A software engineering graduate and ex-TA of ÉTS Montréal, Nicolas has been a partner and the CTO of Deux Huit Huit since 2011. Cumulating more than 20 years as a professional developer, he oversees the design company’s technological innovations, DevOps, and quality of technological development.
Through methods rooted in performance, accessibility, usability, and digital security, he collaborates closely with the agency’s entire team. This results in the recognized Deux Huit Huit signature of flawless and performing programming — where fluidity meets performance and durability.
Tailwind is ubiquitous: its ease of use and speed make it an easy choice for dev teams that embrace the “atomic” CSS mindset. Tailwind JIT engine also generates only the required CSS class based on its tokenization of the provided source files.

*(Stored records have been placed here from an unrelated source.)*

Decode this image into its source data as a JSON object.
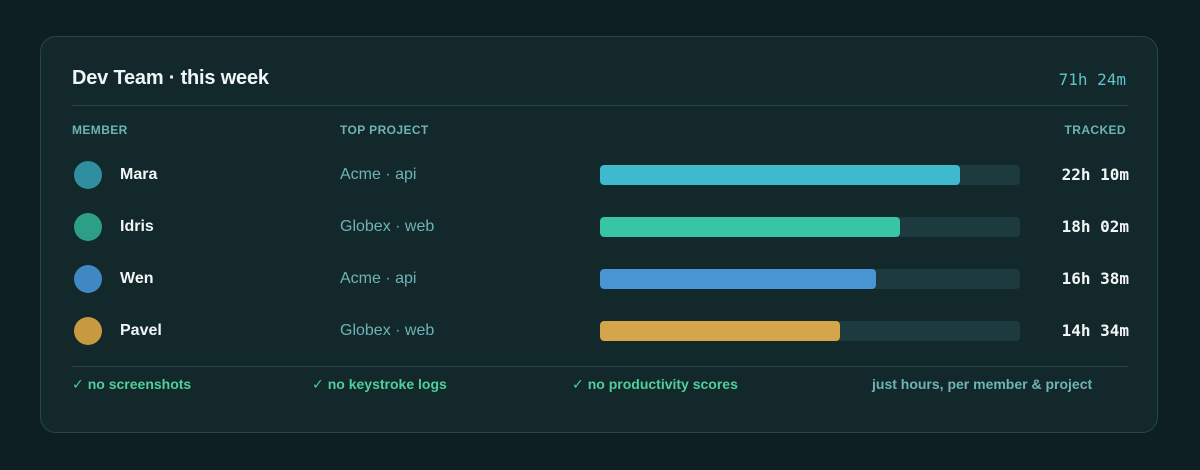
{
  "header": {
    "title": "Dev Team · this week",
    "total": "71h 24m"
  },
  "columns": {
    "member": "MEMBER",
    "project": "TOP PROJECT",
    "tracked": "TRACKED"
  },
  "members": [
    {
      "name": "Mara",
      "project": "Acme · api",
      "tracked": "22h 10m",
      "share": 0.857,
      "color": "#3fb9cd",
      "avatar_color": "#2f8f9f"
    },
    {
      "name": "Idris",
      "project": "Globex · web",
      "tracked": "18h 02m",
      "share": 0.714,
      "color": "#39c4a6",
      "avatar_color": "#2e9f87"
    },
    {
      "name": "Wen",
      "project": "Acme · api",
      "tracked": "16h 38m",
      "share": 0.657,
      "color": "#4795d3",
      "avatar_color": "#3f88c4"
    },
    {
      "name": "Pavel",
      "project": "Globex · web",
      "tracked": "14h 34m",
      "share": 0.571,
      "color": "#d4a54a",
      "avatar_color": "#c89a3f"
    }
  ],
  "footer": {
    "items": [
      {
        "icon": "check-icon",
        "label": "no screenshots"
      },
      {
        "icon": "check-icon",
        "label": "no keystroke logs"
      },
      {
        "icon": "check-icon",
        "label": "no productivity scores"
      }
    ],
    "note": "just hours, per member & project"
  }
}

One problem many devs encounter with Tailwind is that class names MUST be tokenizeable, i.e., they need to be identifiable in the source code whole. You can not use string concatenation or interpolation to create class names or pass theme values as parameters. These constraints lead to code repetition and harder-to-read code, which violates many software design patterns (the open-closed principle being one of them).
At Deux Huit Huit, we had a silly idea: What if Tailwind could understand our svelte and typescript code? What is required to design and implement such a system?